Region-wise conversion of the raw (json) results to pandas-compatible CSV-format is demonstrated in notebook

Input and result datasets

Polygons (in geopackage format) must be stored in a AWS S3 bucket in eu-central-1 region that Sentinel-hub can read. Results are also written to given AWS S3 bucket.

For more details, see Sentinelhub documentation https://docs.sentinel-hub.com/api/latest/api/batch-statistical/#aws-bucket-access

Processed data can be retieved for local processing with e.g. aws-cli

aws --profile myprofile s3 sync s3://<mybcuket> .

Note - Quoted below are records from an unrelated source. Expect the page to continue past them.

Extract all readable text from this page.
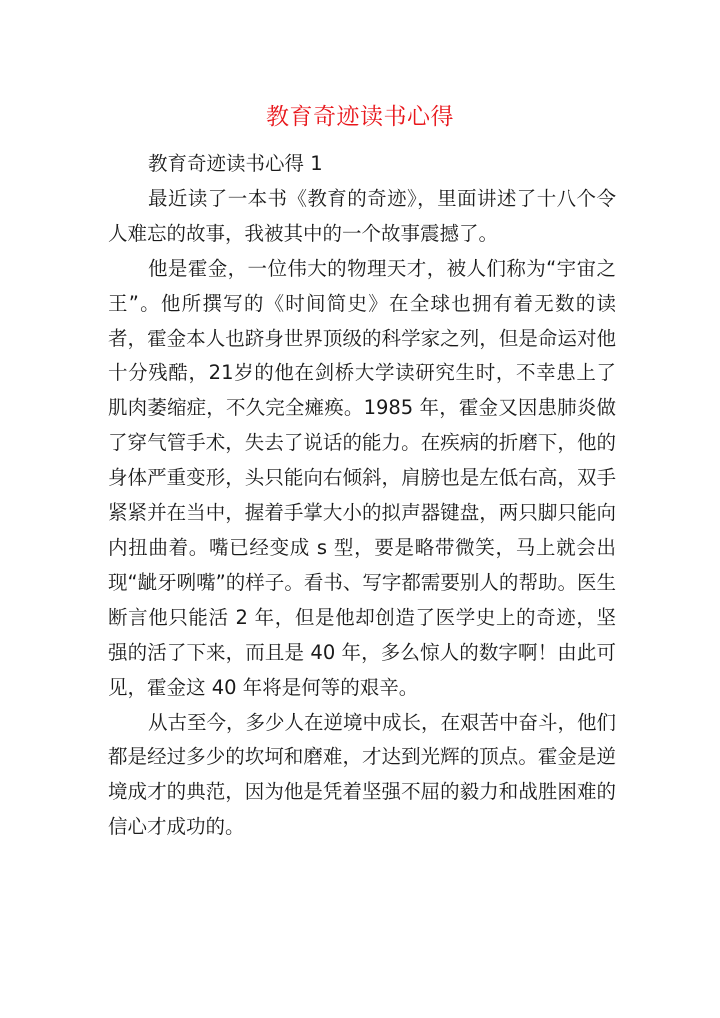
教育奇迹读书心得

教育奇迹读书心得 1

最近读了一本书《教育的奇迹》，里面讲述了十八个令人难忘的故事，我被其中的一个故事震撼了。

他是霍金，一位伟大的物理天才，被人们称为“宇宙之王”。他所撰写的《时间简史》在全球也拥有着无数的读者，霍金本人也跻身世界顶级的科学家之列，但是命运对他十分残酷，21岁的他在剑桥大学读研究生时，不幸患上了肌肉萎缩症，不久完全瘫痪。1985 年，霍金又因患肺炎做了穿气管手术，失去了说话的能力。在疾病的折磨下，他的身体严重变形，头只能向右倾斜，肩膀也是左低右高，双手紧紧并在当中，握着手掌大小的拟声器键盘，两只脚只能向内扭曲着。嘴已经变成 s 型，要是略带微笑，马上就会出现“龇牙咧嘴”的样子。看书、写字都需要别人的帮助。医生断言他只能活 2 年，但是他却创造了医学史上的奇迹，坚强的活了下来，而且是 40 年，多么惊人的数字啊！由此可见，霍金这 40 年将是何等的艰辛。

从古至今，多少人在逆境中成长，在艰苦中奋斗，他们都是经过多少的坎坷和磨难，才达到光辉的顶点。霍金是逆境成才的典范，因为他是凭着坚强不屈的毅力和战胜困难的信心才成功的。
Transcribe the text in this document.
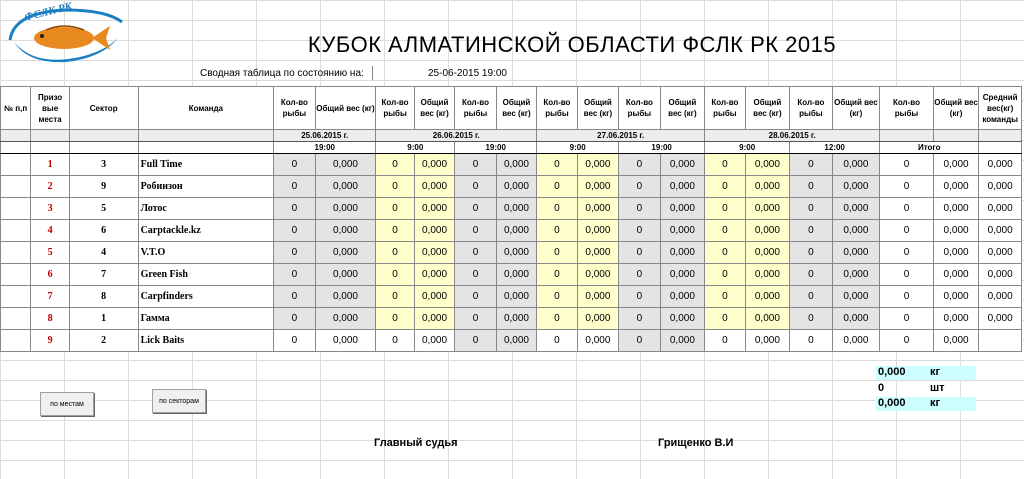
ФСЛК РК
КУБОК АЛМАТИНСКОЙ ОБЛАСТИ ФСЛК РК 2015
Сводная таблица по состоянию на:	25-06-2015 19:00
№ п,п	Призо выe места	Сектор	Команда	Кол-во рыбы	Общий вес (кг)	Кол-во рыбы	Общий вес (кг)	Кол-во рыбы	Общий вес (кг)	Кол-во рыбы	Общий вес (кг)	Кол-во рыбы	Общий вес (кг)	Кол-во рыбы	Общий вес (кг)	Кол-во рыбы	Общий вес (кг)	Кол-во рыбы	Общий вес (кг)	Средний вес(кг) команды
				25.06.2015 г.		26.06.2015 г.				27.06.2015 г.				28.06.2015 г.						
				19:00		9:00		19:00		9:00		19:00		9:00		12:00		Итого		
	1	3	Full Time	0	0,000	0	0,000	0	0,000	0	0,000	0	0,000	0	0,000	0	0,000	0	0,000	0,000
	2	9	Робинзон	0	0,000	0	0,000	0	0,000	0	0,000	0	0,000	0	0,000	0	0,000	0	0,000	0,000
	3	5	Лотос	0	0,000	0	0,000	0	0,000	0	0,000	0	0,000	0	0,000	0	0,000	0	0,000	0,000
	4	6	Carptackle.kz	0	0,000	0	0,000	0	0,000	0	0,000	0	0,000	0	0,000	0	0,000	0	0,000	0,000
	5	4	V.T.O	0	0,000	0	0,000	0	0,000	0	0,000	0	0,000	0	0,000	0	0,000	0	0,000	0,000
	6	7	Green Fish	0	0,000	0	0,000	0	0,000	0	0,000	0	0,000	0	0,000	0	0,000	0	0,000	0,000
	7	8	Carpfinders	0	0,000	0	0,000	0	0,000	0	0,000	0	0,000	0	0,000	0	0,000	0	0,000	0,000
	8	1	Гамма	0	0,000	0	0,000	0	0,000	0	0,000	0	0,000	0	0,000	0	0,000	0	0,000	0,000
	9	2	Lick Baits	0	0,000	0	0,000	0	0,000	0	0,000	0	0,000	0	0,000	0	0,000	0	0,000	
по местам	по секторам
0,000 кг
0	шт
0,000 кг
Главный судья	Грищенко В.И
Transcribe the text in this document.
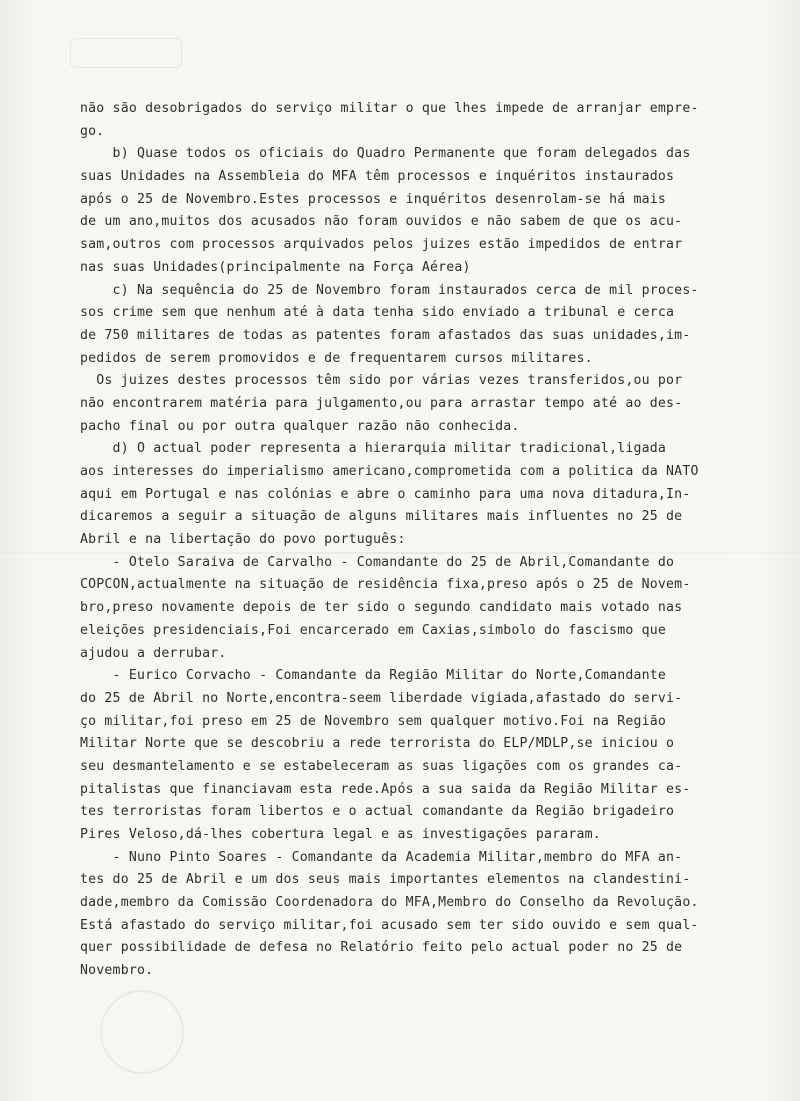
não são desobrigados do serviço militar o que lhes impede de arranjar empre-
go.
b) Quase todos os oficiais do Quadro Permanente que foram delegados das
suas Unidades na Assembleia do MFA têm processos e inquéritos instaurados
após o 25 de Novembro.Estes processos e inquéritos desenrolam-se há mais
de um ano,muitos dos acusados não foram ouvidos e não sabem de que os acu-
sam,outros com processos arquivados pelos juizes estão impedidos de entrar
nas suas Unidades(principalmente na Força Aérea)
c) Na sequência do 25 de Novembro foram instaurados cerca de mil proces-
sos crime sem que nenhum até à data tenha sido enviado a tribunal e cerca
de 750 militares de todas as patentes foram afastados das suas unidades,im-
pedidos de serem promovidos e de frequentarem cursos militares.
Os juizes destes processos têm sido por várias vezes transferidos,ou por
não encontrarem matéria para julgamento,ou para arrastar tempo até ao des-
pacho final ou por outra qualquer razão não conhecida.
d) O actual poder representa a hierarquia militar tradicional,ligada
aos interesses do imperialismo americano,comprometida com a politica da NATO
aqui em Portugal e nas colónias e abre o caminho para uma nova ditadura,In-
dicaremos a seguir a situação de alguns militares mais influentes no 25 de
Abril e na libertação do povo português:
- Otelo Saraiva de Carvalho - Comandante do 25 de Abril,Comandante do
COPCON,actualmente na situação de residência fixa,preso após o 25 de Novem-
bro,preso novamente depois de ter sido o segundo candidato mais votado nas
eleições presidenciais,Foi encarcerado em Caxias,simbolo do fascismo que
ajudou a derrubar.
- Eurico Corvacho - Comandante da Região Militar do Norte,Comandante
do 25 de Abril no Norte,encontra-seem liberdade vigiada,afastado do servi-
ço militar,foi preso em 25 de Novembro sem qualquer motivo.Foi na Região
Militar Norte que se descobriu a rede terrorista do ELP/MDLP,se iniciou o
seu desmantelamento e se estabeleceram as suas ligações com os grandes ca-
pitalistas que financiavam esta rede.Após a sua saida da Região Militar es-
tes terroristas foram libertos e o actual comandante da Região brigadeiro
Pires Veloso,dá-lhes cobertura legal e as investigações pararam.
- Nuno Pinto Soares - Comandante da Academia Militar,membro do MFA an-
tes do 25 de Abril e um dos seus mais importantes elementos na clandestini-
dade,membro da Comissão Coordenadora do MFA,Membro do Conselho da Revolução.
Está afastado do serviço militar,foi acusado sem ter sido ouvido e sem qual-
quer possibilidade de defesa no Relatório feito pelo actual poder no 25 de
Novembro.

Data filtering and aggregation

Later post-processing of resulting data was executed in R. Information of cloud percentage in bounding box and extended bounding box (cloud shadows) were used to filter out bad-quality observations: limit of 1% was used for bounding box cloud coverage, and 10% for the larger, extended bounding box.

Filtered observations were aggregated to month level information. Aggregation was done in two phases to avoid skewness towards times with more observations, by calculating first averages for two-week periods, and then taking the monthly averages of these.